In the midst of the Vietnam conflict, she searched for a faith community that pursued peace rather than military programs and that functioned free of an implicit patriarchy. Peace and women’s rights mattered deeply to her. Ultimately, that brought her to Dover Friends Meeting.

A decade later, she undertook a nine-month residency at Pendle Hill, a Quaker retreat and studies center near Philadelphia, to deepen her spiritual focus. It was a life-changing experience. After returning to Portsmouth, though she was reluctant to appear as a public speaker, she created a photographic slide show about the center and presented it to Quakers around New England. That step opened other opportunities for her to share her spiritual insights, in addition to classes she taught at Pendle Hill itself. She also established ongoing close relationships of mutual spiritual support, including a prayer partner she spoke monthly for forty years. In her prayers, her style was boldly specific.

She served Dover Friends Meeting as a sensitive presiding clerk, as well as through many other positions, including its longstanding representative to the Ministry and Counsel committee of New England Yearly Meeting. She presented many workshops during its annual sessions over the years.

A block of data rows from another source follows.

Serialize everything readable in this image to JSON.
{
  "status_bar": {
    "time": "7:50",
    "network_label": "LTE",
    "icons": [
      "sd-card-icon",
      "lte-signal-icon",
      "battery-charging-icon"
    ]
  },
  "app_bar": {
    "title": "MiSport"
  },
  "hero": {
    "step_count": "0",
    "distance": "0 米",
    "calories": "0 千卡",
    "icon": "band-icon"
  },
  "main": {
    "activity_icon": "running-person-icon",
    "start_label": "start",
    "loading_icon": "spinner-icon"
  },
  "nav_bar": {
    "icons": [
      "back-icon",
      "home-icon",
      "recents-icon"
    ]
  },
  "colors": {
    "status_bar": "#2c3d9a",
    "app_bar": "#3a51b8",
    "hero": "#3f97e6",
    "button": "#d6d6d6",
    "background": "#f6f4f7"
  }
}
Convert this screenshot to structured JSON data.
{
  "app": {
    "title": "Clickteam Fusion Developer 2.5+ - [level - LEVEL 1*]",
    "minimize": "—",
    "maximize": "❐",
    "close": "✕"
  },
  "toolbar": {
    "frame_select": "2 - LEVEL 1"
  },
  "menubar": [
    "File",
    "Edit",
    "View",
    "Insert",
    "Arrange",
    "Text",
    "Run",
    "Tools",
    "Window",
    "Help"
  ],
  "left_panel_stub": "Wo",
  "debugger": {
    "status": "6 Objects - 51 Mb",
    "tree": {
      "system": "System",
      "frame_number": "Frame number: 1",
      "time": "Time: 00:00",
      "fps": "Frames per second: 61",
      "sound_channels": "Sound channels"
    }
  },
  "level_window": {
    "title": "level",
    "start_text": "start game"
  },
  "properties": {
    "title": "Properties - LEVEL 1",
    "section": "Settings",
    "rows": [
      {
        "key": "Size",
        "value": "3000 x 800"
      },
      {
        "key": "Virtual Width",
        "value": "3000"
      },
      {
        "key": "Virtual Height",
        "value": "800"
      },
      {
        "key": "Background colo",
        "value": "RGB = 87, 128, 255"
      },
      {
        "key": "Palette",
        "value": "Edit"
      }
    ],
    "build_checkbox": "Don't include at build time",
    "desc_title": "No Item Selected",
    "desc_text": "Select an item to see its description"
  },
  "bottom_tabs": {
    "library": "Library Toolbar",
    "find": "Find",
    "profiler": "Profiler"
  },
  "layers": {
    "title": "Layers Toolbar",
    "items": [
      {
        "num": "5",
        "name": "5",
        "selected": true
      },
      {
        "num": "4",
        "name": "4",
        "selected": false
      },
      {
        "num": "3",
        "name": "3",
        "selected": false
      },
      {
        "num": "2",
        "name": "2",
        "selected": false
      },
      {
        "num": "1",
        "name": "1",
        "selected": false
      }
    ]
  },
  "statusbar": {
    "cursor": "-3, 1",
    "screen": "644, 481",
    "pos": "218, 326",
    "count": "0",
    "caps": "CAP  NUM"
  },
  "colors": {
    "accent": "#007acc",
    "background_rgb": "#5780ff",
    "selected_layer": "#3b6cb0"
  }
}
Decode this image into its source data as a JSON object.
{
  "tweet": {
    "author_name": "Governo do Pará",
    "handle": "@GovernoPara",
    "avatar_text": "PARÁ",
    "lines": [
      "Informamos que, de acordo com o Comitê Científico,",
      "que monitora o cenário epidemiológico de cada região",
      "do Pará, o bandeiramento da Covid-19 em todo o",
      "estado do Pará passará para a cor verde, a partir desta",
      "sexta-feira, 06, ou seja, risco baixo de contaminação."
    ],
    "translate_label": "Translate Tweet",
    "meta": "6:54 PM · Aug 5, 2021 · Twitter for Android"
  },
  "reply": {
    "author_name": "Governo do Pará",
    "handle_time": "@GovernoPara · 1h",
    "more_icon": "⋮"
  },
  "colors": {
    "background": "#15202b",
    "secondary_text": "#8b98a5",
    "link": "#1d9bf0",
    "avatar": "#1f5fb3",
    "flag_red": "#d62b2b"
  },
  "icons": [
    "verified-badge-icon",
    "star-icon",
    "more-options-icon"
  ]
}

One of her practices was to set aside a day each week to listen to God. She nurtured a childlike delight in life, likely a response to the dark night journey of the soul she also knew.

A central discipline was journaling, often involving black ink or color sketching rather than words, as well as a midday gathering at Dover where all were free to similarly engage and share with the others, if so moved.

Add to that her delight in music, including participation in a 200-member women’s chorus in Portsmouth, Voices of the Heart.

Frugal and self-effacing, her one indulgence was travel, which included participation in Servas, a program that had her staying in homes around the world in exchange for welcoming those families to her home in Portsmouth. Other travel connections included her experiencing the Eastern Orthodox midnight celebration of Easter in the then Soviet Union, with its congregational exclamations, “He is risen! Truly, He is risen!,” a resonance that moved her deeply. She also went to Central America as a witness for peace during the Iran-Contra conflict, putting herself at physical risk, and to Hiroshima, Japan, among her other appearances on behalf of global peace. Additional trips took her to Friends in Cuba and Kenya, prompting Dover Friends to support a unique AIDS orphan.

She was not immune to tragedy and endured the loss of a beloved grandson and then, in roughly a year-and-a-half span, the deaths of both of her daughters and a cherished son-in-law.

The fortune she inherited came with her father’s instruction, “Keep it in the family,” meaning its principal, placing it in tension with many needs she saw in the world around her. With counsel from several other Friends from similar backgrounds, Charlotte found resolution in redefining family itself and, with the approval of her brothers and children, established the Lyman Fund to assist individuals and groups in following their unique spiritual leadings by helping them overcome financial obstacles in taking their next step. Carrying her maiden name, the fund had granted more than a million dollars to some 800 recipients by the time of her passing and is poised to continue its mission.